The three barred owls have all been written out of my training due to the fact that almost every worker is afraid to enter the cage. (I can enter, but I would not be willing to risk myself with them for training.) One great horned owl is even less willing to work with humans; the director herself said that she is best left alone. Our director also advised me to leave one of the red tailed hawks alone and to probably let the red shoulder hawks be untrained if need be.
This leaves me with only 5 birds to train.

Mouse is the easiest bird. She's an adult red tailed hawk who is willing to sit on my glove. I get her there by simply following her around her cage and putting my glove in front of her until she gives up and hops on. I can then carry her within the cage until I put her down on her perch. She is very vocal, but the director says that's normal for her. (She peeps like a little songbird the entire time.) The only thing keeping her in the sanctuary is the fact that she cannot hunt due to being blind in one eye.
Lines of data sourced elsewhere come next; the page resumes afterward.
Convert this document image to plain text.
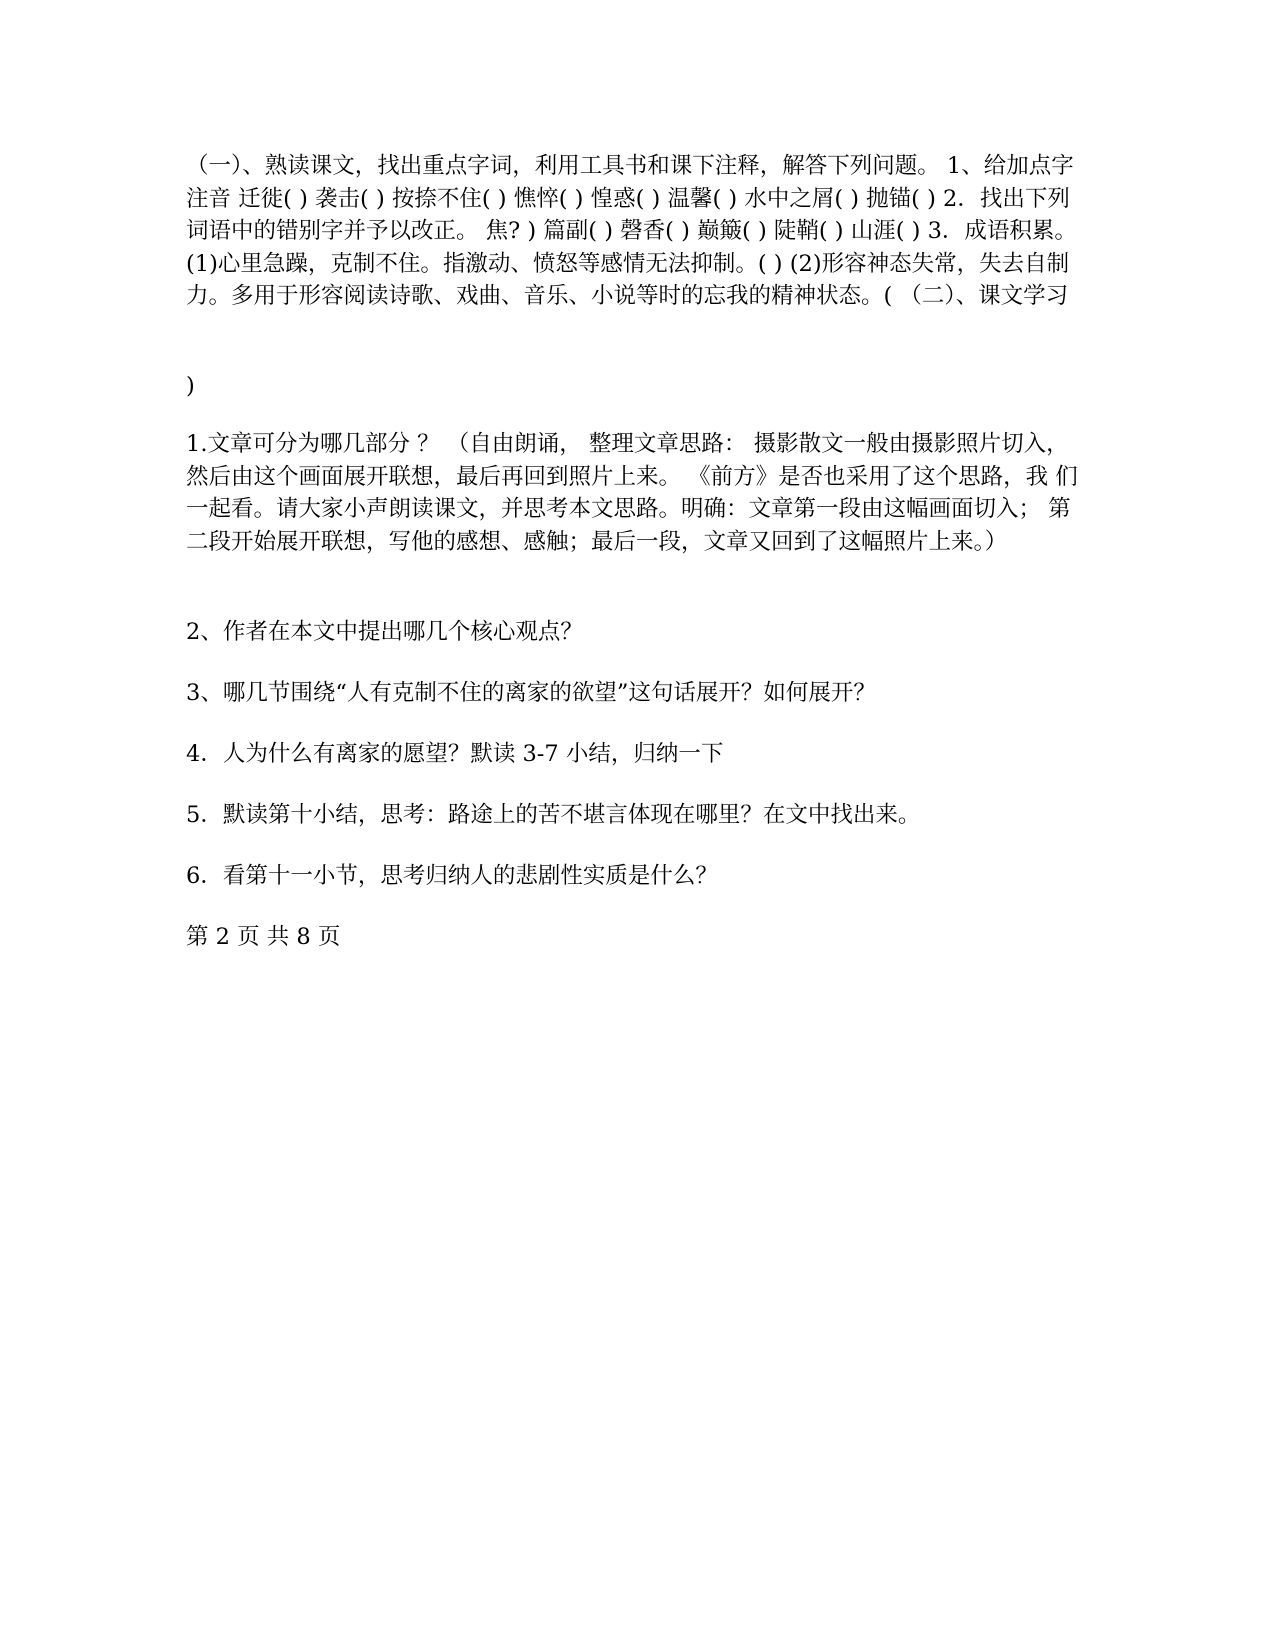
（一）、熟读课文，找出重点字词，利用工具书和课下注释，解答下列问题。 1、给加点字注音 迁徙( ) 袭击( ) 按捺不住( ) 憔悴( ) 惶惑( ) 温馨( ) 水中之屑( ) 抛锚( ) 2．找出下列词语中的错别字并予以改正。 焦? ) 篇副( ) 磬香( ) 巅簸( ) 陡鞘( ) 山涯( ) 3．成语积累。 (1)心里急躁，克制不住。指激动、愤怒等感情无法抑制。( ) (2)形容神态失常，失去自制力。多用于形容阅读诗歌、戏曲、音乐、小说等时的忘我的精神状态。( （二）、课文学习

)

1.文章可分为哪几部分 ？ （自由朗诵， 整理文章思路： 摄影散文一般由摄影照片切入， 然后由这个画面展开联想，最后再回到照片上来。 《前方》是否也采用了这个思路，我 们一起看。请大家小声朗读课文，并思考本文思路。明确：文章第一段由这幅画面切入； 第二段开始展开联想，写他的感想、感触；最后一段，文章又回到了这幅照片上来。）

2、作者在本文中提出哪几个核心观点？

3、哪几节围绕“人有克制不住的离家的欲望”这句话展开？如何展开？

4．人为什么有离家的愿望？默读 3-7 小结，归纳一下

5．默读第十小结，思考：路途上的苦不堪言体现在哪里？在文中找出来。

6．看第十一小节，思考归纳人的悲剧性实质是什么？

第 2 页 共 8 页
Tanawha is a red tailed hawk with brain damage. He often misses jumps and steps, and he cannot fly very well due to lack of depth perception. He does not stand well on a glove, and he does not seem to recognize humans as Mouse does.
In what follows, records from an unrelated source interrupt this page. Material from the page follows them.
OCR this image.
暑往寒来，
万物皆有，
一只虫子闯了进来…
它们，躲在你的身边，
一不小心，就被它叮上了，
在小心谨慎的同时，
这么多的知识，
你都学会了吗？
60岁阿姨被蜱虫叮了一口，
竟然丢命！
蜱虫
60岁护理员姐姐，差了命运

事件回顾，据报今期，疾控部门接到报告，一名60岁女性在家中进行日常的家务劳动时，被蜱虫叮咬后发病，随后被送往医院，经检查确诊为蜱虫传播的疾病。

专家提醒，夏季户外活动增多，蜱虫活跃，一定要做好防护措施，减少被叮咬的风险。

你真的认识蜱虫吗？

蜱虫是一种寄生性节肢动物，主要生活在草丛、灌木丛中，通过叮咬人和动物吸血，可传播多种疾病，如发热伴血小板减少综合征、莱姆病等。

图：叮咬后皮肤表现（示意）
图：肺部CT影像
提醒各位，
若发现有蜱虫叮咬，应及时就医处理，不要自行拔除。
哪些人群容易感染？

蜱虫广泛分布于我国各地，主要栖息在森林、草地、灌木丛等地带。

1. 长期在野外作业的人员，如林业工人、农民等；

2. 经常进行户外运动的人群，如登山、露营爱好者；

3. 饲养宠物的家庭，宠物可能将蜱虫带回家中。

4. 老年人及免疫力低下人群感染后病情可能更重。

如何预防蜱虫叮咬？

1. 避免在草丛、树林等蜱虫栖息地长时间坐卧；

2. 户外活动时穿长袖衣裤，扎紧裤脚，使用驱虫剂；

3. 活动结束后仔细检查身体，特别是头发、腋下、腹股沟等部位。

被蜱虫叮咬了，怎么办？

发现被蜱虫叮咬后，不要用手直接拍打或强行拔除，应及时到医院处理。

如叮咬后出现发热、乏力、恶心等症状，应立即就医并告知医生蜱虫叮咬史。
Carrie is a juvenile (nearly adult) turkey vulture. (Not quite a raptor, but she was raised with the red tailed hawks.) She will sit calmly on a glove, but the only way to get her there is to pick her up by the feet and put her there. She will vomit in the process. I am told this is normal?

The other two are great horned owls that are not really trained at all. They each have broken wings and bad tempers.

Each of the above birds I am expected to have willing to sit calmly on my glove (with 2 leashes) during educational programs, to eat from my glove, and to jump to the glove. Mouse may yet be expected to fly from glove to perch or something similar.

The 2 great horned owls are kept together in one enclosure, and the 2 red tails are in an enclosure with the vulture and another "untrainable" red tailed hawk. All birds are fed from bowls in the morning, and I do what I can for training at about 5 when I "get off from work". I do not believe that I can get permission to keep Mouse (the hawk I work best with) in a separate space or to feed them at a different time.

I know this is a long introduction, but I sure hope that you all can help me. I truly want to work with falcons, but I am feeling a bit overwhelmed at the moment when faced with a set of wild birds and no mentor.

As a personal (rather than situational) introduction, I'm a college student at Vanderbilt University. I'm spending my summer interning at a wildlife refuge in NC, and my day is mostly spent cleaning cages, preparing meals, and stuffing food into baby birds every 20 minutes. I must be crazy, because I really love my job.